ABSTRACT
Background: Current prognostic models for mild Traumatic Brain Injury (mTBI) are unsatisfactory in identifying patients at risk of an unfavorable outcome following injury.
Objective: To identify prognostic indicators of recovery one-year following mTBI.
Methods: A large population (n = 596) of patients with mTBI were prospectively recruited following admission to the Emergency Department. Data were collected at brain injury clinics at 8–10 weeks and one-year after injury. Functional recovery at one year was assessed using the Glasgow Outcome Scale-Extended (GOSE).

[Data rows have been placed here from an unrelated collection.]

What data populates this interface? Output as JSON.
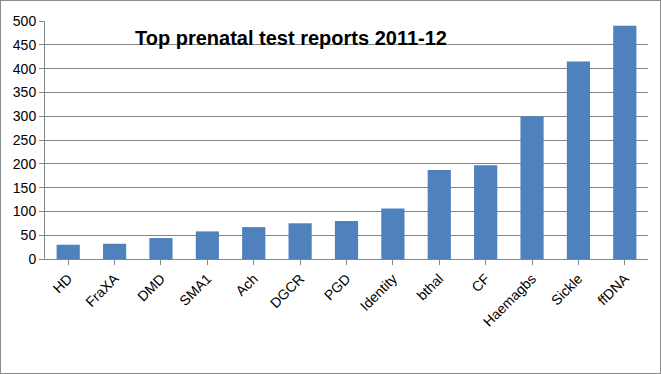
{
  "chart_data": {
    "type": "bar",
    "title": "Top prenatal test reports 2011-12",
    "categories": [
      "HD",
      "FraXA",
      "DMD",
      "SMA1",
      "Ach",
      "DGCR",
      "PGD",
      "Identity",
      "bthal",
      "CF",
      "Haemagbs",
      "Sickle",
      "ffDNA"
    ],
    "values": [
      30,
      32,
      44,
      58,
      67,
      75,
      80,
      106,
      187,
      197,
      300,
      415,
      490
    ],
    "color": "#4f81bd",
    "ylim": [
      0,
      500
    ],
    "yticks": [
      0,
      50,
      100,
      150,
      200,
      250,
      300,
      350,
      400,
      450,
      500
    ],
    "grid": true
  }
}
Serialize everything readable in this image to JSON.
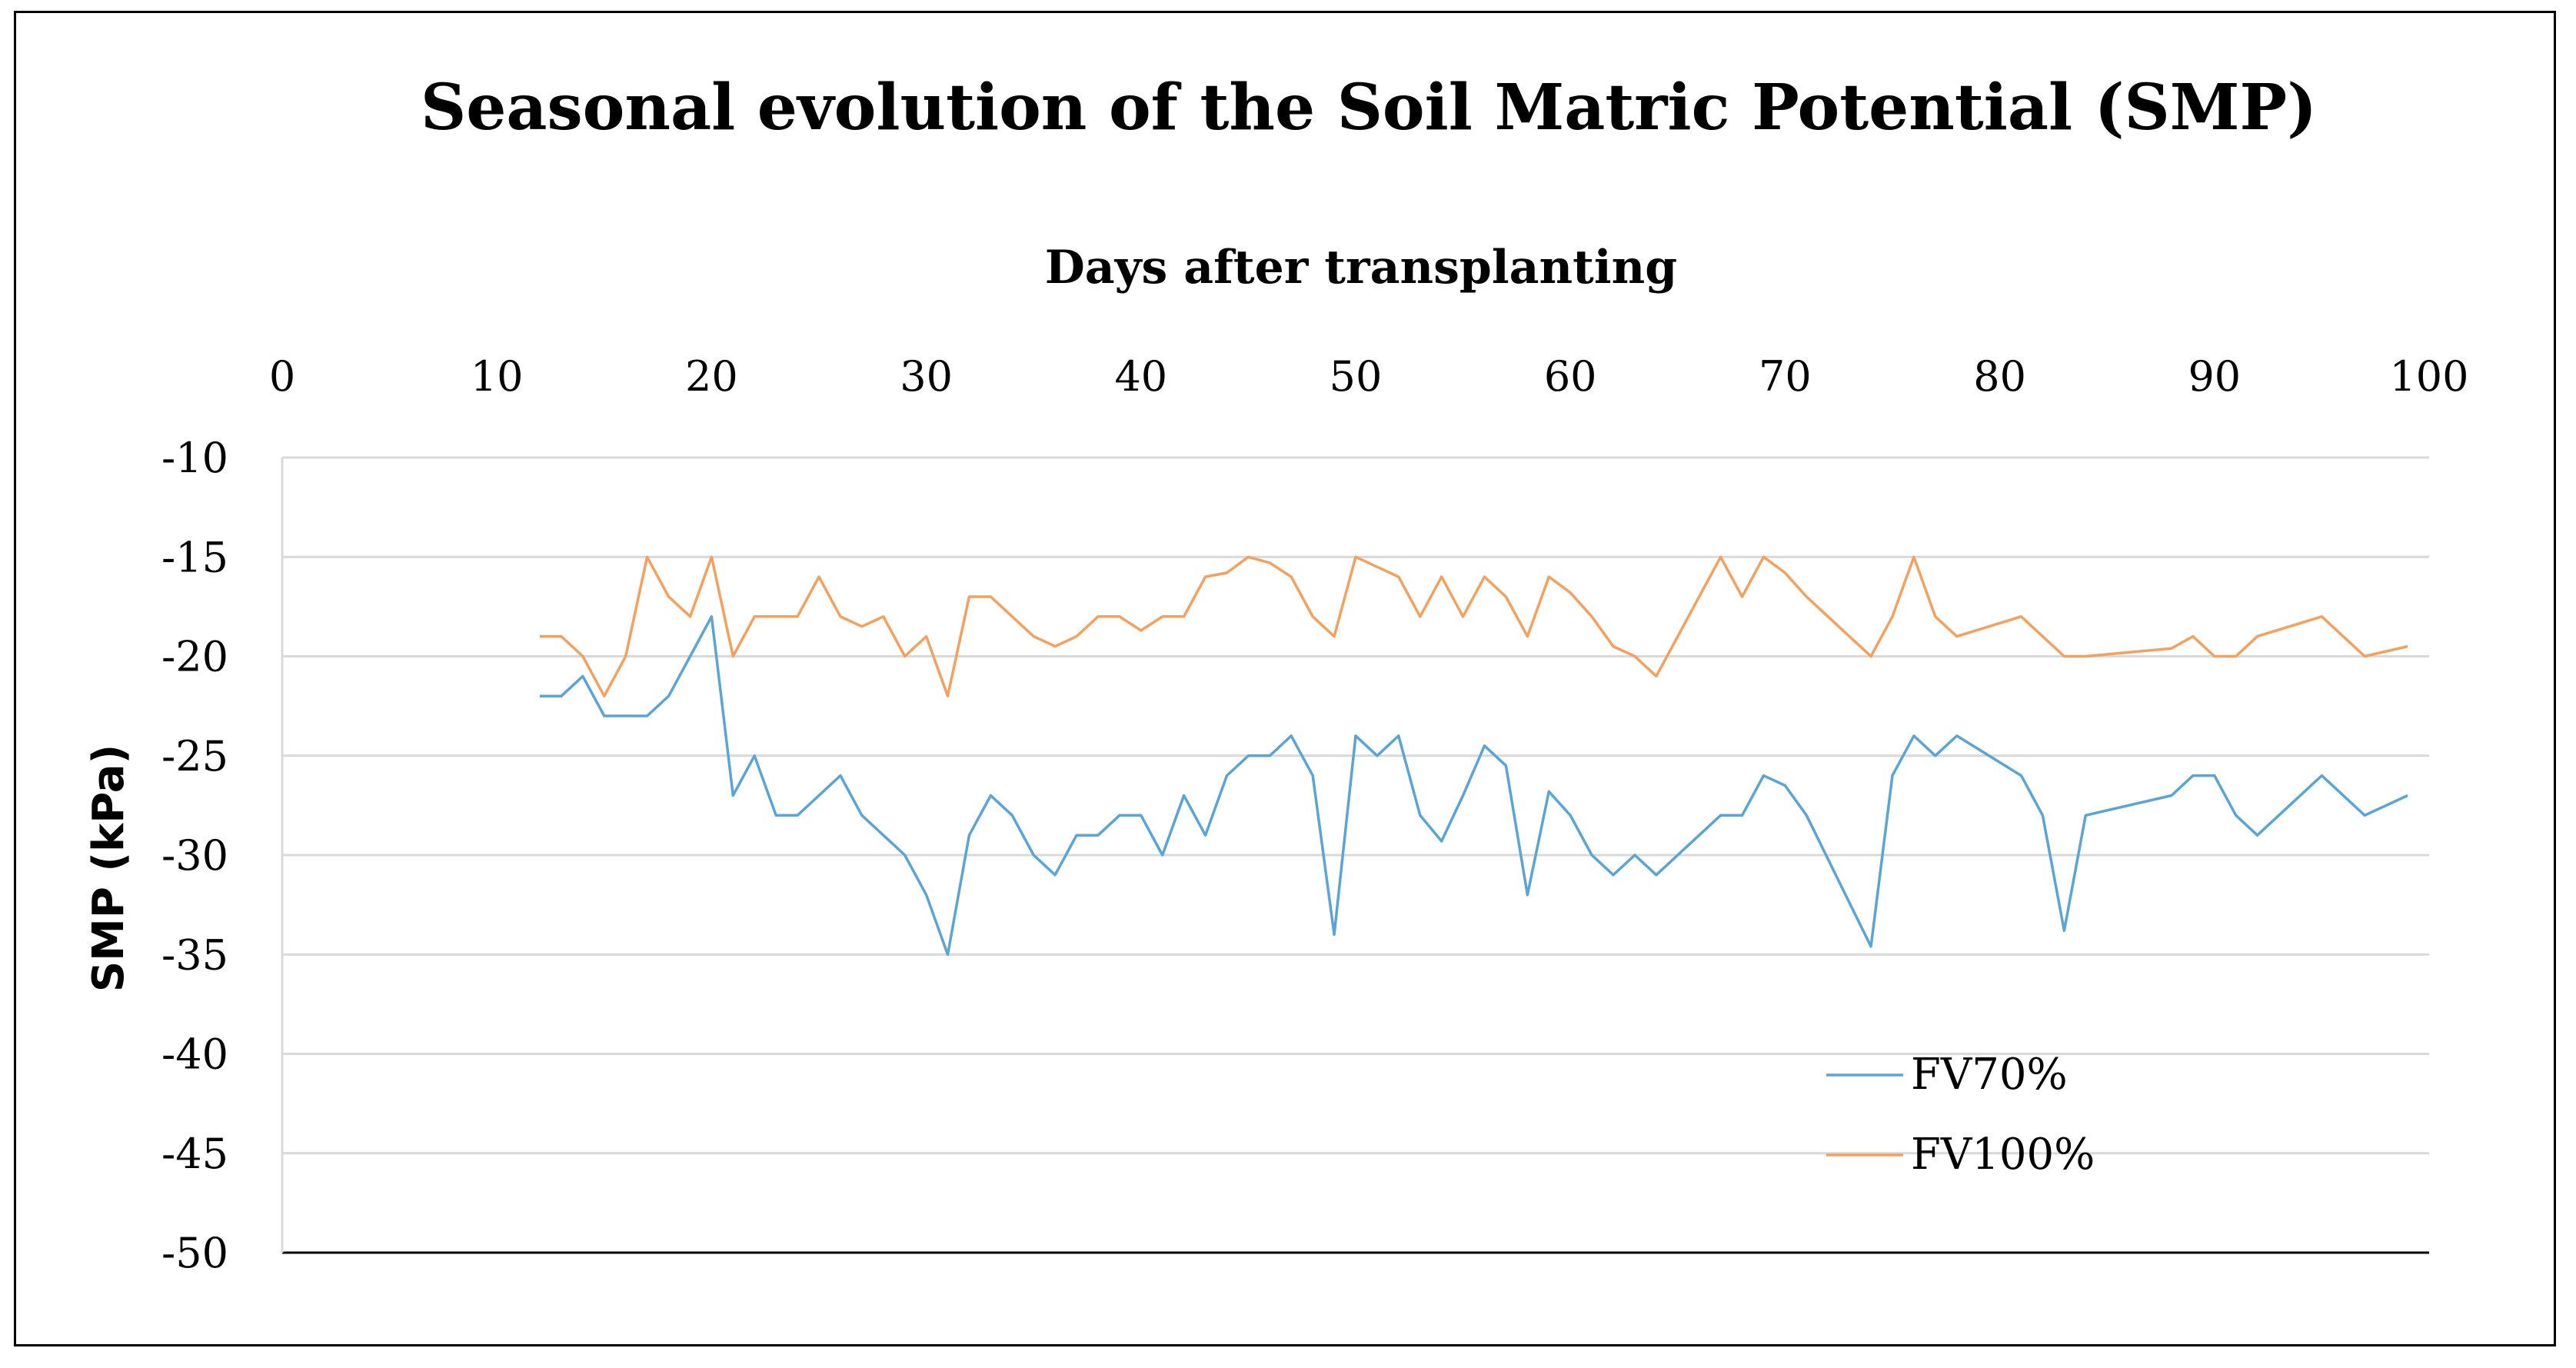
{
  "chart_data": {
    "type": "line",
    "title": "Seasonal evolution  of the Soil  Matric Potential  (SMP)",
    "xlabel": "Days after transplanting",
    "ylabel": "SMP (kPa)",
    "xlim": [
      0,
      100
    ],
    "ylim": [
      -50,
      -10
    ],
    "x_ticks": [
      "0",
      "10",
      "20",
      "30",
      "40",
      "50",
      "60",
      "70",
      "80",
      "90",
      "100"
    ],
    "y_ticks": [
      "-10",
      "-15",
      "-20",
      "-25",
      "-30",
      "-35",
      "-40",
      "-45",
      "-50"
    ],
    "grid": true,
    "legend_position": "bottom-right",
    "colors": {
      "FV70%": "#5BA4D6",
      "FV100%": "#F4A05E",
      "grid": "#D9D9D9",
      "axis": "#000000"
    },
    "series": [
      {
        "name": "FV70%",
        "x": [
          12,
          13,
          14,
          15,
          16,
          17,
          18,
          19,
          20,
          21,
          22,
          23,
          24,
          25,
          26,
          27,
          28,
          29,
          30,
          31,
          32,
          33,
          34,
          35,
          36,
          37,
          38,
          39,
          40,
          41,
          42,
          43,
          44,
          45,
          46,
          47,
          48,
          49,
          50,
          51,
          52,
          53,
          54,
          55,
          56,
          57,
          58,
          59,
          60,
          61,
          62,
          63,
          64,
          67,
          68,
          69,
          70,
          71,
          74,
          75,
          76,
          77,
          78,
          81,
          82,
          83,
          84,
          88,
          89,
          90,
          91,
          92,
          95,
          97,
          99
        ],
        "y": [
          -22,
          -22,
          -21,
          -23,
          -23,
          -23,
          -22,
          -20,
          -18,
          -27,
          -25,
          -28,
          -28,
          -27,
          -26,
          -28,
          -29,
          -30,
          -32,
          -35,
          -29,
          -27,
          -28,
          -30,
          -31,
          -29,
          -29,
          -28,
          -28,
          -30,
          -27,
          -29,
          -26,
          -25,
          -25,
          -24,
          -26,
          -34,
          -24,
          -25,
          -24,
          -28,
          -29.3,
          -27,
          -24.5,
          -25.5,
          -32,
          -26.8,
          -28,
          -30,
          -31,
          -30,
          -31,
          -28,
          -28,
          -26,
          -26.5,
          -28,
          -34.6,
          -26,
          -24,
          -25,
          -24,
          -26,
          -28,
          -33.8,
          -28,
          -27,
          -26,
          -26,
          -28,
          -29,
          -26,
          -28,
          -27
        ]
      },
      {
        "name": "FV100%",
        "x": [
          12,
          13,
          14,
          15,
          16,
          17,
          18,
          19,
          20,
          21,
          22,
          23,
          24,
          25,
          26,
          27,
          28,
          29,
          30,
          31,
          32,
          33,
          34,
          35,
          36,
          37,
          38,
          39,
          40,
          41,
          42,
          43,
          44,
          45,
          46,
          47,
          48,
          49,
          50,
          51,
          52,
          53,
          54,
          55,
          56,
          57,
          58,
          59,
          60,
          61,
          62,
          63,
          64,
          67,
          68,
          69,
          70,
          71,
          74,
          75,
          76,
          77,
          78,
          81,
          82,
          83,
          84,
          88,
          89,
          90,
          91,
          92,
          95,
          97,
          99
        ],
        "y": [
          -19,
          -19,
          -20,
          -22,
          -20,
          -15,
          -17,
          -18,
          -15,
          -20,
          -18,
          -18,
          -18,
          -16,
          -18,
          -18.5,
          -18,
          -20,
          -19,
          -22,
          -17,
          -17,
          -18,
          -19,
          -19.5,
          -19,
          -18,
          -18,
          -18.7,
          -18,
          -18,
          -16,
          -15.8,
          -15,
          -15.3,
          -16,
          -18,
          -19,
          -15,
          -15.5,
          -16,
          -18,
          -16,
          -18,
          -16,
          -17,
          -19,
          -16,
          -16.8,
          -18,
          -19.5,
          -20,
          -21,
          -15,
          -17,
          -15,
          -15.8,
          -17,
          -20,
          -18,
          -15,
          -18,
          -19,
          -18,
          -19,
          -20,
          -20,
          -19.6,
          -19,
          -20,
          -20,
          -19,
          -18,
          -20,
          -19.5
        ]
      }
    ]
  }
}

Results: A follow-up rate of 92% was achieved. The most common aetiologies of mTBI were falls (n = 222) and road traffic collisions (n = 154). Distribution of GCS was 15 (n = 363), 14 (n = 156) and 13 (n = 77). Ordinal regression analysis found that psychiatric history (p < .001), alcohol intoxication (p = .011), assault (p = .022) and GCS < 15 (p =< 0.001), were associated with worse outcome. An abnormal CT scan was not a predictor of disability.
Conclusion: Patients with a previous psychiatric history, GCS < 15, etiology of assault, and alcohol intoxication result in worse long-term outcomes after mTBI. The predictors identified should be implemented when developing a future-validated a prognostic model for mTBI recovery.
Disclosure of interest
The authors report no conflict of interest.